Guerra: la traición de los fariseos europeistas.

imágenes del artículo original sobre Guerra y Europa

Sugestivo análisis cultural de la transformación sufrida en pocas décadas dentro de la política, la comunicación y la sociedad europeas. El eurocentrismo democrático y humanista de otrora ha virado hacia una destrucción sistemática de los ideales y de la conciencia social…

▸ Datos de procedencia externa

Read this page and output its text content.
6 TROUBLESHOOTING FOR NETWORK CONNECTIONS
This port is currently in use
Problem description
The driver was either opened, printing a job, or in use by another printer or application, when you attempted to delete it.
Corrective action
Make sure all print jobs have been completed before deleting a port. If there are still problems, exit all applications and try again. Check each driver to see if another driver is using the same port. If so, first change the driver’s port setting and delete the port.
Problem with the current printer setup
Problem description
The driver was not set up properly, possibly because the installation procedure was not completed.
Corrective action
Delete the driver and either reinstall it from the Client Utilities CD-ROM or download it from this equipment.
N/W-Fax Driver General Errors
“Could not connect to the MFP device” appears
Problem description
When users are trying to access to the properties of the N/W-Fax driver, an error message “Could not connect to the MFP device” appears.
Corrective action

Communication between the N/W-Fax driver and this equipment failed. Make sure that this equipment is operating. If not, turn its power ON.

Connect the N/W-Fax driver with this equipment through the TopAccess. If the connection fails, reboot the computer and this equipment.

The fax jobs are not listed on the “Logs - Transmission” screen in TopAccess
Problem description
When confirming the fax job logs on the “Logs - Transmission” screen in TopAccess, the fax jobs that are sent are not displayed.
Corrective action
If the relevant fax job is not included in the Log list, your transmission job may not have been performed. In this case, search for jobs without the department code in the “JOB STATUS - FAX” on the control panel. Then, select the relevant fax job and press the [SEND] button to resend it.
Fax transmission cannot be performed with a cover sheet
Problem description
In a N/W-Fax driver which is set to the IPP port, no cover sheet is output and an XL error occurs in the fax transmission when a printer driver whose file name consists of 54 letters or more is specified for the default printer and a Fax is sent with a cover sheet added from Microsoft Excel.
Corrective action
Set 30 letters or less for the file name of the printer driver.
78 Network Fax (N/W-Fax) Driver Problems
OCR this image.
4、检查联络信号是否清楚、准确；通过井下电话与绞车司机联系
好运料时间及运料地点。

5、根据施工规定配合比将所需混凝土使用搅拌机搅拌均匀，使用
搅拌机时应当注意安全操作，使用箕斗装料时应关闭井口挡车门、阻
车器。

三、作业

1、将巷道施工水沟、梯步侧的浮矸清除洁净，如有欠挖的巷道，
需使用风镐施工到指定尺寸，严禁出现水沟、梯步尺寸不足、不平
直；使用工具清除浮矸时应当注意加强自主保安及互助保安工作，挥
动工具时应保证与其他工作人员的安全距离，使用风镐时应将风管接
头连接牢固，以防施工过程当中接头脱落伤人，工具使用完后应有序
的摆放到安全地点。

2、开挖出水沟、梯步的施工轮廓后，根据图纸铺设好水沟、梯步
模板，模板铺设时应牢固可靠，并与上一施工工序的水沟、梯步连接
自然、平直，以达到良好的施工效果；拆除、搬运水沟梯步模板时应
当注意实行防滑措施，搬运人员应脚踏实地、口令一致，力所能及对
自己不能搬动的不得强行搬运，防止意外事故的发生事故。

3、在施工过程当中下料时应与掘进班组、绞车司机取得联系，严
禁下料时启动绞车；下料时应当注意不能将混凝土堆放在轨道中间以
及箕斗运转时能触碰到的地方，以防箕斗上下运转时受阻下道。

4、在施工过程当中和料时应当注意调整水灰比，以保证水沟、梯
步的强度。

Marco Revelli. Volerelaluna.it

La pregunta es: “¿QUÉ NOS ESTÁ PASANDO?”. Algo ha entrado en nuestras vidas y en nuestras mentes. Algo que cambió algunos fundamentos. Una especie de deconstrucción sistemática de los principales fundamentos de la civilización. De la civilización europea, donde la palabra PAZ había sido durante ochenta años la razón principal de la Unión y ahora se ha vuelto casi impronunciable, una especie de traición a la patria. O donde el Rearme, desde la evocación de los desastres, se ha convertido en el punto principal de la agenda política. Pero también de la civilización como tal. Con la caída de algunos interdictos -empezando por el mandamiento “No matarás”- que después de las devastadoras experiencias del siglo XX parecían haber quedado definitivamente establecidos. Pero no. El FIN de un evento impensable se ha convertido en una opción disponible.

Hace tres años, inmediatamente después del infame 24 de febrero de 2022, ante la ola de pasión bélica que siguió, había exhumado un viejo ensayo de Jung dedicado a Wotan, el arquetipo de la furia destructiva, el líder de la caza y la batalla en la sombría mitología germánica. Wotan –dijo Jung y me impactó porque ofrecía una imagen (un rostro) a lo que estábamos viviendo– es un Ergreifer (del término Ergreifenheit, estado de posesión), por lo tanto una entidad –un “demonio”– que “posee” a los demás, a las personas más que a las cosas. Un viento impetuoso, un viento tempestuoso, que, al ser evocado, sopla por todas partes, derriba las puertas de las mentes, las penetra y las posee. Wotan duerme a menudo en su cueva en los bosques del norte. Pero a veces se despierta. Febrero de hace tres años es uno de esos momentos.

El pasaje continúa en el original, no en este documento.